Have I misunderstood how the CR backup process works?

Pilow

@McHenry I dont think more than 3 snapshots triggers an error, just tested on one VM

it is not recommended for "in production" VMs, but for a CR destination, it's OK (as you would need to start a copy anyway)

your problem, failing CR jobs is probably due to garbage collection not finishing in the one hour timeframe when chain is long.

McHenry

@Pilow

CR jobs are not failing just XO reports too many snapshots under:
Dashboard >> Health

All good if I can just ignore this warning but thought best to check in case it was an issue.
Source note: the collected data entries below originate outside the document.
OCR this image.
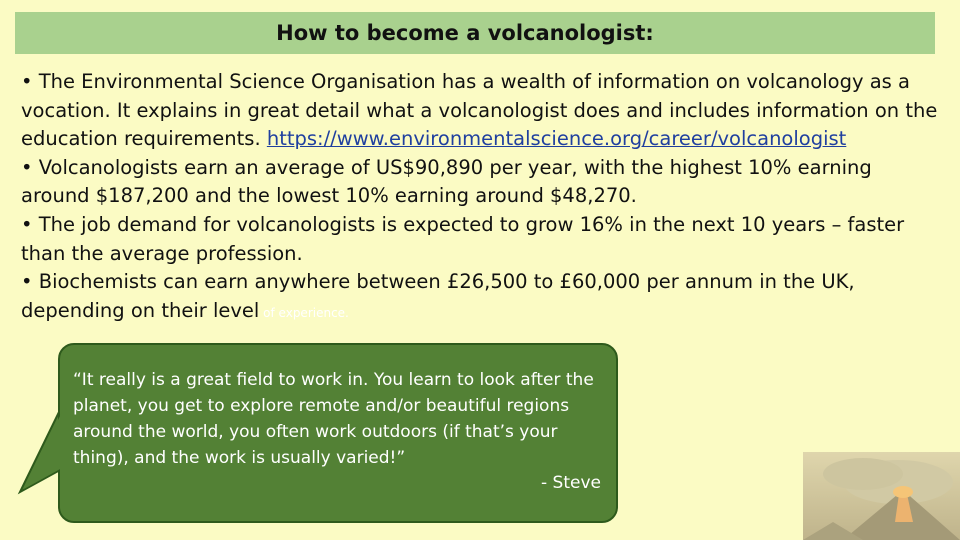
How to become a volcanologist:

• The Environmental Science Organisation has a wealth of information on volcanology as a vocation. It explains in great detail what a volcanologist does and includes information on the education requirements. https://www.environmentalscience.org/career/volcanologist

• Volcanologists earn an average of US$90,890 per year, with the highest 10% earning around $187,200 and the lowest 10% earning around $48,270.

• The job demand for volcanologists is expected to grow 16% in the next 10 years – faster than the average profession.

• Biochemists can earn anywhere between £26,500 to £60,000 per annum in the UK, depending on their level of experience.

“It really is a great field to work in. You learn to look after the planet, you get to explore remote and/or beautiful regions around the world, you often work outdoors (if that’s your thing), and the work is usually varied!”
- Steve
I got the value of 3 from here.
https://docs.xen-orchestra.com/manage_infrastructure#too-many-snapshots

Pilow

@McHenry could you screen the health page ?
where we could see the chain length

henri9813

Hello,

I see also this behavior which is "new" since few weeks.

Previously, when a backup start:

it stake a snapshot ( if there another one before, it delete it ).
it upload the snapshot as a backup
it coalesce the backup on the remote.
end of the game.

Now, the old snapshots are not deleted anymore which can lead easily to some disk full.

Even with a retention of 1, the problem is present.

I observe this only in Backup job, not DR/CR job.

I just updated my XO to latest version, i will see if the issue is fixed.

McHenry

@Pilow

The number of snapshots shows 16, which makes sense as I have two backup schedules, one with a retention of 15 and one with a retention of 1. The daily backup with a retention of 1 resets the chain, as it is a full backup.